A lot has been made about how Mike Leigh like to shoot his films (rehearsing for 6 months with the actors, letting them improvise and basically writing down the script as he goes along). In this one he ended up dividing his film into 4 season and he gave each of them a different look and feel. Well, to be honest, there’s absolutely nothing new or original in that: summer looks shining and warm, winter is obviously grey, foggy and with muted colours, perfectly in keeping with the last chapter which is mainly about death.
The film is pretty slow and yet quite mesmerizing. The wonderful performances have a lot to do with the success of this film and I wouldn’t be surprise if I ended up seeing some of those names getting some sort of nominations at the BAFTA… You know those Brits, are so patriotic…
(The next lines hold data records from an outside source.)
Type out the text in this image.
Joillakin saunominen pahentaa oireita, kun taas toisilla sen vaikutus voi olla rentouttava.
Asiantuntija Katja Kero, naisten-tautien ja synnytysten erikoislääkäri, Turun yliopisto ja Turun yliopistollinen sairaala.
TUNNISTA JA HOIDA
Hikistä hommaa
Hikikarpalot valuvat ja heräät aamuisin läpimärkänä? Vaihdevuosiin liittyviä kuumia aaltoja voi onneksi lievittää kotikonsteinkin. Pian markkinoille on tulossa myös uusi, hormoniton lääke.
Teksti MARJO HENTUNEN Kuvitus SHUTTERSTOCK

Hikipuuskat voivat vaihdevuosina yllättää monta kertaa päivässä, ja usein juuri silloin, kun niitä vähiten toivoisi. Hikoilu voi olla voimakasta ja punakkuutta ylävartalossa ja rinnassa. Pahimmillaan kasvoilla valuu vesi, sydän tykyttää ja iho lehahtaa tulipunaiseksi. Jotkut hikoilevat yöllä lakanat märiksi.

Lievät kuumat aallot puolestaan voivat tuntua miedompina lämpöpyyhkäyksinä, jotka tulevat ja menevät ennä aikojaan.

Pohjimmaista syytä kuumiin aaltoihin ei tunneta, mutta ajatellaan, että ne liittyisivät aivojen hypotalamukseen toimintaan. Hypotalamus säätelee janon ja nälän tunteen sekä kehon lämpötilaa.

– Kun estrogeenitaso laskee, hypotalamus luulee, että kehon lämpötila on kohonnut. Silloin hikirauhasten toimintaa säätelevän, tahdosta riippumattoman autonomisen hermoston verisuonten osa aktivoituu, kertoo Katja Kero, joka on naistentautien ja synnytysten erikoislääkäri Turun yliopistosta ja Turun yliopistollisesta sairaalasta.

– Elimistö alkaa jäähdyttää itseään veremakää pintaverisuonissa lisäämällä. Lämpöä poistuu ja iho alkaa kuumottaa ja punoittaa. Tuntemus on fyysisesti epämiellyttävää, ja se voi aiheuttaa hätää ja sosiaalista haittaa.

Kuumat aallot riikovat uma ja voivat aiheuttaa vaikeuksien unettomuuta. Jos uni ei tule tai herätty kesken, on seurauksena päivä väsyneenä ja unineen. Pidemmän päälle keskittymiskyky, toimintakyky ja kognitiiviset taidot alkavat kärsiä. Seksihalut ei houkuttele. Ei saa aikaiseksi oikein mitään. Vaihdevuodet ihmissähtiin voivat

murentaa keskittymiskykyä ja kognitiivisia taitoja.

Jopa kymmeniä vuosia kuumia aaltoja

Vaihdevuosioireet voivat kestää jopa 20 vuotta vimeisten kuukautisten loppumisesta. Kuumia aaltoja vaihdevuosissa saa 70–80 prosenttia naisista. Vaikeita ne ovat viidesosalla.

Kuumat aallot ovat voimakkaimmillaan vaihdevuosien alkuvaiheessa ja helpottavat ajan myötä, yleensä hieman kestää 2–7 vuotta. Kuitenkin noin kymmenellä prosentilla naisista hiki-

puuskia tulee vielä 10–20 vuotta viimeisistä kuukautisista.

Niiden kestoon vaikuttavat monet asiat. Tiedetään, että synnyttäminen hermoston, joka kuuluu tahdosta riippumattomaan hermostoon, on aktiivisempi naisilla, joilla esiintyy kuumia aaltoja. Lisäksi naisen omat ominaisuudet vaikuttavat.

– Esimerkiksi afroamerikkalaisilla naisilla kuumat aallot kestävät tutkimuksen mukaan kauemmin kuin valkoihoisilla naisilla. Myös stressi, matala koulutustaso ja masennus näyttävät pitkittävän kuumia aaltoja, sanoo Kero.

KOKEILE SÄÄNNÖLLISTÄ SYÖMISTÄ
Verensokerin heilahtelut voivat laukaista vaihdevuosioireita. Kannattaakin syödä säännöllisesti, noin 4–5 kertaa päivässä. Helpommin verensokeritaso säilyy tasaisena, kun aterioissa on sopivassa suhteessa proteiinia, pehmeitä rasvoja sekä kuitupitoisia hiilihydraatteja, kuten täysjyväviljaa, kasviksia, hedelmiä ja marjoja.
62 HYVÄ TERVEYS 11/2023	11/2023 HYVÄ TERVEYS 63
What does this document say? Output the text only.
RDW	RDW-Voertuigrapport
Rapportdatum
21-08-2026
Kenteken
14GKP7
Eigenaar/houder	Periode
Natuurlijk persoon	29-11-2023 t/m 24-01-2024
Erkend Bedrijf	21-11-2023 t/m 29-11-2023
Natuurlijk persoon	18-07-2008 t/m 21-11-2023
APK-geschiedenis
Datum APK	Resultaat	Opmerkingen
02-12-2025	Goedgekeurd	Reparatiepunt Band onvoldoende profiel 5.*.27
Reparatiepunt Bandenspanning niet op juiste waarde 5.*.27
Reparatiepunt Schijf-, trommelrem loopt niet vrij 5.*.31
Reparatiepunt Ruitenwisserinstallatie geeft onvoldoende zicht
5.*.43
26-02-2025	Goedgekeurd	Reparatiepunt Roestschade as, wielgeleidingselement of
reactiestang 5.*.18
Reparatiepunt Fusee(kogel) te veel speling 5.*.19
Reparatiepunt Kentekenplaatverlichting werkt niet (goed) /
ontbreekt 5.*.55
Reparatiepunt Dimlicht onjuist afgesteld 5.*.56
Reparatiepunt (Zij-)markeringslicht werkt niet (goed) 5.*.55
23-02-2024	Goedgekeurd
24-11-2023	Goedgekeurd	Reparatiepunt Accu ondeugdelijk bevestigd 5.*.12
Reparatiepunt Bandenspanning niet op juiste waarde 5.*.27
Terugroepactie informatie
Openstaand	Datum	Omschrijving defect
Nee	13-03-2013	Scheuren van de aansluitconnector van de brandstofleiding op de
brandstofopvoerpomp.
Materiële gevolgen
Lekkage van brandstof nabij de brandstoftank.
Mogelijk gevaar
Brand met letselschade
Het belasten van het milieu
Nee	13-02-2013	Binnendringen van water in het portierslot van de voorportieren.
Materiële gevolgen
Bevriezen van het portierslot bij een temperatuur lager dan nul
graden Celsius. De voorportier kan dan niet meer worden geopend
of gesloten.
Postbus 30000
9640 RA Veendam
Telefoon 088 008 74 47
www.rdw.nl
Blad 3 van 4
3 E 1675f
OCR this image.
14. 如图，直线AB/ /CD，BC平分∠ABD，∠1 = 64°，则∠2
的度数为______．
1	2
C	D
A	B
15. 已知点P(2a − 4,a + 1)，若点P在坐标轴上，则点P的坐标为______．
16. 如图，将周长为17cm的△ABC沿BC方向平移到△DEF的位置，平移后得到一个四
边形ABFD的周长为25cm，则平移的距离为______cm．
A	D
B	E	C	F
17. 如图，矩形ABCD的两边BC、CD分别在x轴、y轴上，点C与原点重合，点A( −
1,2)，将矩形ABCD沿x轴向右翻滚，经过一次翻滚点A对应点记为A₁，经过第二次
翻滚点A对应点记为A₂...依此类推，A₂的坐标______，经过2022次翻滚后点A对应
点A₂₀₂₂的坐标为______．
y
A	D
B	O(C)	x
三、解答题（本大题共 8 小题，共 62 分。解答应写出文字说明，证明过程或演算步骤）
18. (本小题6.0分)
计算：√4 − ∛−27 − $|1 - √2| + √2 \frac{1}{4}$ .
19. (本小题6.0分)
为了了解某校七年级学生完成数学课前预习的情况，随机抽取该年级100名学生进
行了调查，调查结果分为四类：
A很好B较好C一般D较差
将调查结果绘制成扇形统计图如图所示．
However I did find some of the dialogue a bit fake and forced (especially the scenes at the dinner table with the new girlfriend). Everybody is always waiting for somebody else to finish their sentence before speaking again during the busiest dialogue scenes. On the other hand, during the slower and more quiet scenes silences and awkward moments are stretched a bit too far. It didn’t quite feel right to me.
At the end of the day I couldn’t really help feeling that the film is a bit too indulgent in a few places and some of those scenes could have been trimmed a lot more in the editing (I suppose, that’s the danger of filming sequences in one very long take: there’s probably not a lot of coverage to shorten things with).
Critics have loved it, of course, and I can see why. This is the kind of film that stays with you… But really, in a few years time will we go back to “Another Year” and watch it again? I don’t think so.